Утро выдалось погожим и жизнерадостным, и у нас сразу поднялось настроение. Нам предстояло несколько часов пути до маленькой деревушки в Оксфордшире, местечке с огороженными изгородью садами и пропеченными солнцем каменными стенами горчичного цвета. Всю дорогу я болтала без умолку, в основном чтобы скрыть нервозность перед встречей с миссис Трейнор. Насколько я успела заметить, самым тяжелым в общении с подростками было то, что для них вы словно престарелая чужая тетушка на свадьбе, а потому любое ваше высказывание они воспринимают именно так.
– Скажи, а что ты любишь делать? Когда ты не в школе. – (Лили пожала плечами.) – А у тебя есть цель в жизни? – (Она смерила меня насмешливым взглядом.) – Но у тебя ведь наверняка с возрастом появились какие-то хобби, да?

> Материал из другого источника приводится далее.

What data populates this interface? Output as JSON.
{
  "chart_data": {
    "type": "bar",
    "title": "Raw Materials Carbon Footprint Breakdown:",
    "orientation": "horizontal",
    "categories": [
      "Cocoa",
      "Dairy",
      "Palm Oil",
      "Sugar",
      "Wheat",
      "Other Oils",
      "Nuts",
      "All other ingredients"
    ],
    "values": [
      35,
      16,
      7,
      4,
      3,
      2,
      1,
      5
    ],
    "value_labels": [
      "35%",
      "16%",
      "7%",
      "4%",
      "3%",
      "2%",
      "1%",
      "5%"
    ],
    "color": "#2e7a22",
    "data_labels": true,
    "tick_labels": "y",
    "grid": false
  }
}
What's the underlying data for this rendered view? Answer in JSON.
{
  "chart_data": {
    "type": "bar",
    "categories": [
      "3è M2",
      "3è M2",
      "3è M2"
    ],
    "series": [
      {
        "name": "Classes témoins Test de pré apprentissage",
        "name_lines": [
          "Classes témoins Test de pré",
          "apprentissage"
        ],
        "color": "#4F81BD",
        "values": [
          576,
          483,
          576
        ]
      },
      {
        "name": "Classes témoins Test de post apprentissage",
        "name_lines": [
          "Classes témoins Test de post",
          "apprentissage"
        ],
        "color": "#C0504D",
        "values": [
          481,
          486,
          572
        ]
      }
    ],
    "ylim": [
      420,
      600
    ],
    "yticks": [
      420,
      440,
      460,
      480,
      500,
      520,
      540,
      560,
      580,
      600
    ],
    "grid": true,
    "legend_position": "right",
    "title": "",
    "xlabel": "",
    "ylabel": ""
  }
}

Она тут же представила мне впечатляющий список своих прежних увлечений: конкур, лакросс, хоккей, фортепьяно (пятая ступень), бег по пересеченной местности, теннис.
– Ничего себе! Тогда почему ты не захотела заниматься хоть чем-то дальше?
Она фыркнула, снова передернула плечами и положила ноги на приборную доску, тем самым показывая, что тема закрыта.
– А вот твой папа любил путешествовать, – заметила я, проехав еще несколько миль.
– Ты это уже говорила.
– По его словам, он побывал практически везде, кроме Северной Кореи. И Диснейленда. Он рассказывал мне о таких местах, о которых я даже не слышала.
– Мои ровесники особо не ищут приключений. Все уже давным-давно открыто. А те, кто путешествует дикарями перед поступлением в универ, жуткие зануды. Вечно треплются насчет какого-нибудь классного бара, который они нарыли на Пхангане [14] , или улетной наркоты, которой их угощали в дождевых лесах Бирмы.
14
Пханган – остров в Сиамском заливе, принадлежит Таиланду.
– Но тебе вовсе не обязательно путешествовать дикарем.
– Да, но если ты видел интерьер хоть одного «Мандарин ориентал» [15] , то считай, что видел их все, – зевнула Лили, а несколько минут спустя заметила, выглянув из окна: – Я когда-то ходила тут в школу. Это была единственная школа, которая мне реально нравилась. У меня там была подружка. Ее звали Холли.
– И что случилось?
– У мамы возникла навязчивая идея, что это неправильная школа. Она сказала, что у школы довольно невысокие показатели или типа того. А это просто была маленькая школа-интернат. Не академическая. И они меня оттуда перевели. А после этого я больше не хотела заводить друзей. Какой смысл, если они меня потом снова переведут?!
15
«Мандарин ориентал» – сеть пятизвездочных курортных отелей.